Если же вы не сделаете этого и попытаетесь задержать подателя настоящего письма, я обещаю вам и Нойману немедленную смерть.

В вашем районе имею достаточно сил для вооруженной расправы с кшешовицким гестапо, а также и с вами. Срок исполнения моей просьбы устанавливаю 24 сентября сего года.

Командир партизанского отряда

подполковник Красной Армии

Васильев».

Это письмо я написал в местечке Чернихув под самым носом гестапо.

Было так. От Скомских я ушел на рассвете. В лесу на условленном месте меня уже ждал предупрежденный Владеком Метек — бывший телохранитель и адъютант Ольги.

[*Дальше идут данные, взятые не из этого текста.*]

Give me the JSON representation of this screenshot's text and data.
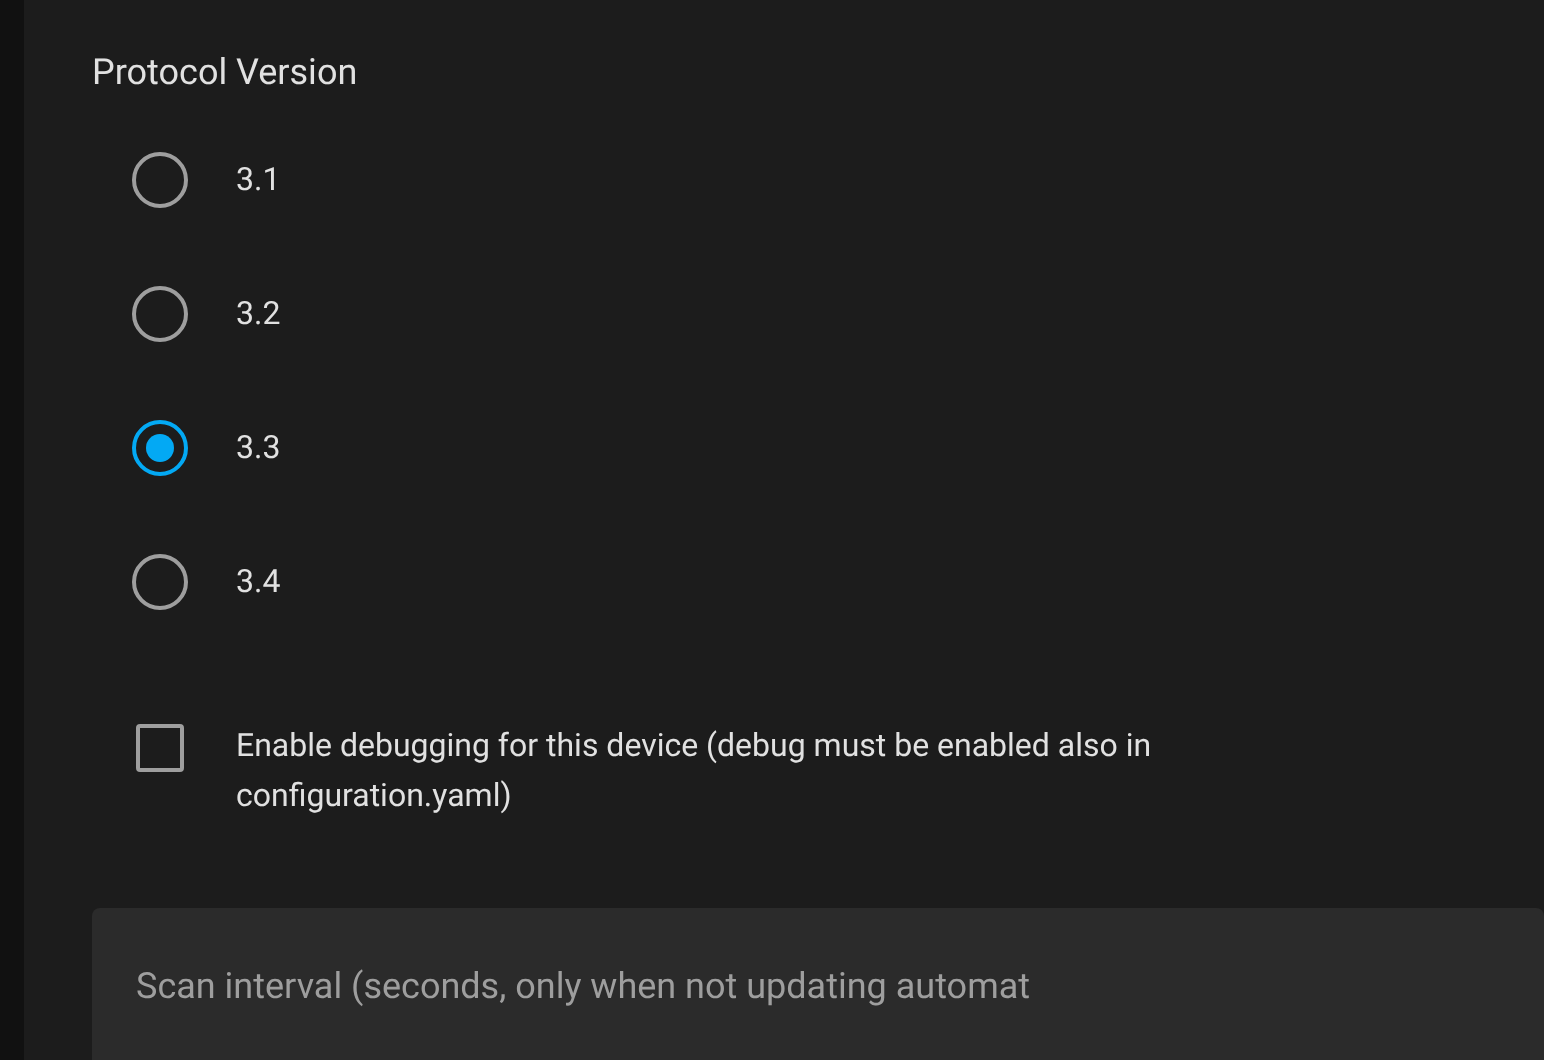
{
  "protocol": {
    "title": "Protocol Version",
    "options": [
      {
        "label": "3.1",
        "selected": false
      },
      {
        "label": "3.2",
        "selected": false
      },
      {
        "label": "3.3",
        "selected": true
      },
      {
        "label": "3.4",
        "selected": false
      }
    ]
  },
  "debug": {
    "label": "Enable debugging for this device (debug must be enabled also in configuration.yaml)",
    "checked": false
  },
  "scan_interval": {
    "label": "Scan interval (seconds, only when not updating automat"
  }
}
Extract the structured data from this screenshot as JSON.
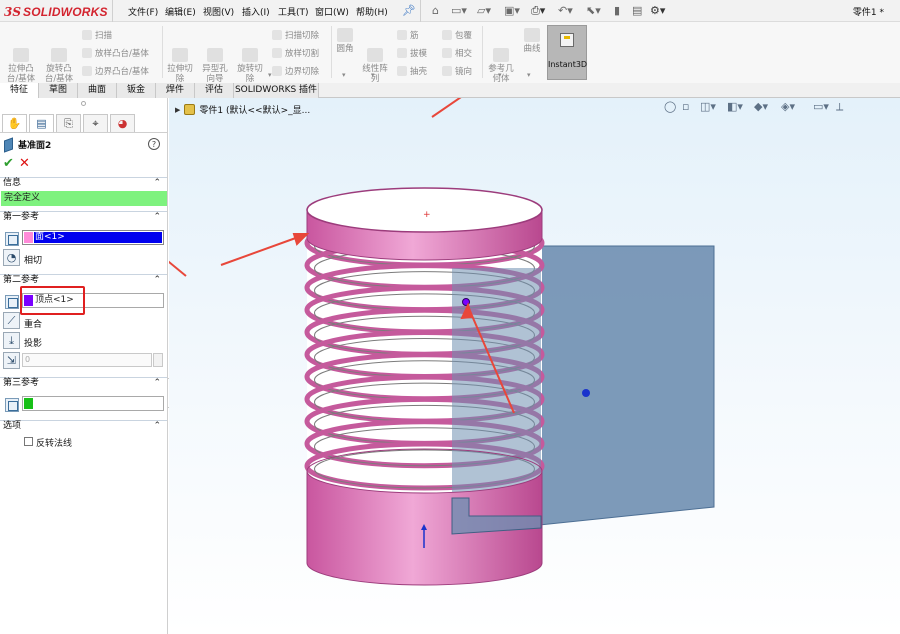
{
  "app": {
    "logo_ds": "3S",
    "logo_name": "SOLIDWORKS",
    "document_title": "零件1 *"
  },
  "menu": [
    "文件(F)",
    "编辑(E)",
    "视图(V)",
    "插入(I)",
    "工具(T)",
    "窗口(W)",
    "帮助(H)"
  ],
  "ribbon": {
    "extrude_boss": "拉伸凸\n台/基体",
    "revolve_boss": "旋转凸\n台/基体",
    "sweep": "扫描",
    "loft": "放样凸台/基体",
    "boundary_boss": "边界凸台/基体",
    "extrude_cut": "拉伸切\n除",
    "hole_wizard": "异型孔\n向导",
    "revolve_cut": "旋转切\n除",
    "swept_cut": "扫描切除",
    "lofted_cut": "放样切割",
    "boundary_cut": "边界切除",
    "fillet": "圆角",
    "linear_pattern": "线性阵\n列",
    "rib": "筋",
    "draft": "拔模",
    "shell": "抽壳",
    "wrap": "包覆",
    "intersect": "相交",
    "mirror": "镜向",
    "ref_geometry": "参考几\n何体",
    "curves": "曲线",
    "instant3d": "Instant3D"
  },
  "tabs": [
    "特征",
    "草图",
    "曲面",
    "钣金",
    "焊件",
    "评估",
    "SOLIDWORKS 插件"
  ],
  "property_manager": {
    "title": "基准面2",
    "help": "?",
    "ok": "✔",
    "cancel": "✕",
    "info_section": "信息",
    "info_status": "完全定义",
    "first_ref_section": "第一参考",
    "first_ref_value": "面<1>",
    "first_ref_constraint": "相切",
    "second_ref_section": "第二参考",
    "second_ref_value": "顶点<1>",
    "second_ref_constraint_1": "重合",
    "second_ref_constraint_2": "投影",
    "second_ref_number": "0",
    "third_ref_section": "第三参考",
    "options_section": "选项",
    "flip_normal": "反转法线",
    "colors": {
      "first": "#ff8ad8",
      "first_sel": "#0000ee",
      "second": "#7a00ff",
      "third": "#18c018",
      "status": "#7ef27e"
    }
  },
  "tree": {
    "part_label": "零件1 (默认<<默认>_显..."
  },
  "model": {
    "body_color": "#d573b4",
    "plane_color": "#6f8fb1",
    "coil_turns": 11,
    "arrow_color": "#e8473a"
  }
}
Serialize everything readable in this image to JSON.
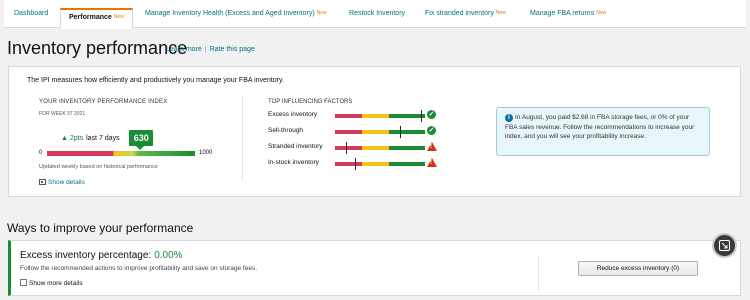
{
  "tabs": [
    {
      "label": "Dashboard",
      "badge": ""
    },
    {
      "label": "Performance",
      "badge": "New"
    },
    {
      "label": "Manage Inventory Health (Excess and Aged Inventory)",
      "badge": "New"
    },
    {
      "label": "Restock Inventory",
      "badge": ""
    },
    {
      "label": "Fix stranded inventory",
      "badge": "New"
    },
    {
      "label": "Manage FBA returns",
      "badge": "New"
    }
  ],
  "header": {
    "title": "Inventory performance",
    "learn_more": "Learn more",
    "separator": "|",
    "rate_page": "Rate this page"
  },
  "ipi": {
    "description": "The IPI measures how efficiently and productively you manage your FBA inventory.",
    "heading": "YOUR INVENTORY PERFORMANCE INDEX",
    "week": "FOR WEEK 37 2021",
    "trend_value": "▲ 2pts",
    "trend_label": "last 7 days",
    "score": "630",
    "score_fraction": 0.63,
    "min": "0",
    "max": "1000",
    "caption": "Updated weekly based on historical performance",
    "show_details": "Show details"
  },
  "factors": {
    "heading": "TOP INFLUENCING FACTORS",
    "items": [
      {
        "label": "Excess inventory",
        "status": "ok",
        "level": 0.95
      },
      {
        "label": "Sell-through",
        "status": "ok",
        "level": 0.72
      },
      {
        "label": "Stranded inventory",
        "status": "warning",
        "level": 0.12
      },
      {
        "label": "In-stock inventory",
        "status": "warning",
        "level": 0.22
      }
    ]
  },
  "info": {
    "text": "In August, you paid $2.68 in FBA storage fees, or 0% of your FBA sales revenue. Follow the recommendations to increase your index, and you will see your profitability increase."
  },
  "improve": {
    "title": "Ways to improve your performance",
    "excess_label": "Excess inventory percentage:",
    "excess_value": "0.00%",
    "excess_desc": "Follow the recommended actions to improve profitability and save on storage fees.",
    "show_more": "Show more details",
    "reduce_button": "Reduce excess inventory (0)"
  },
  "colors": {
    "link": "#007185",
    "accent": "#e77600",
    "good": "#1a8c34",
    "warning": "#d13212"
  }
}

Метек сообщил: арестов больше не было, товарищ Михал уже знает, о провале, принял меры. В Чернихуве, на конспиративной квартире меня ждут.

Ночь застала нас в пути. Лес казался бесконечным. Метек по одним только ему ведомым ориентирам шел и шел вперед. В полночь вышли на окраину местечка. Я знал: где-то здесь жандармский пост, комендатура. Куда же ведет меня Метек? Вошли во двор какой-то усадьбы. Смотрю: обыкновенный колодец — сруб с барабаном.

— Проше пана в студню…

Заглянул. На глубине двух-трех метров темное зеркало воды. Раз приглашают — значит надо.

Нащупал носком ботинка лесенку, спустился примерно на метр. Слева замерцал огонек. Я нырнул в боковой люк и оказался… в комнате. На столе — пишущая машинка, радиоприемник, по углам — автоматы, нары. Мне навстречу поднялась Янка — партизанская связная. Рядом с ней какой-то незнакомый мужчина.

— Вильк, — представился он, — окружной комендант пляцувки[17] ППР. — И добавил: — Это наша «пожарная» квартира. В случае опасности работники партии могут пробыть здесь не один день.

Обсудили обстановку, всевозможные причины провала.

Сомнений не было: Ольгу запеленговали. Случись предательство — аресты и обыски прокатились бы по многим местам.

Что удалось узнать об Ольге, Врублях? Пока немногое. Их привезли прямо в Монтелюпиху. А ведь не прошло и трех недель, как я сам чудом вырвался оттуда. Как спасти Ольгу? Чем помочь Врублям?

Тут и выплыло имя Тегеля, шефа каменоломни.

— Гестаповец Нойман — давний его приятель, — делился вслух своими соображениями Вильк, — Тегель, нам это достоверно известно, уже не верит в победу рейха и готов любой ценой спасать свою шкуру.

Серьезно продумали все детали. Я тут же написал письмо. Польские друзья перевели его на немецкий язык. Договорились, что 19 сентября вечером Метек сам заявится с этим письмом к Тегелю. Забегая несколько вперед, расскажу, чем кончилась эта история.

Шефа каменоломни визит подпольщика удивил и напугал. Но Метек был невозмутим:

— Это в ваших интересах, господин Тегель. В интересах вашей фрау и ваших киндер.

— Никто еще не бежал из Монтелюпихи! — простонал Тегель. — Да и господин Нойман не из тех, кто выпускает птичек из клетки.

Под конец Тегель все же пообещал навести справки и сделать то, что в его силах, для спасения радистки.

На следующий день, как было условлено, снова встретились. На этот раз, по настоянию Метека, на лесной поляне.

— Вашей радистки нет в Монтелюпихе, — выпалил Тегель, как только увидел нашего связного. — Сегодня утром ее вывезли в неизвестном направлении.

БЕСКИДЫ

В это время я был далеко от «пожарной» квартиры. Накануне в Чернихуве состоялось еще одно, очень важное знакомство. В ночь на 19 сентября мы было уже собрались в дорогу, когда в схрон спустился Вильк.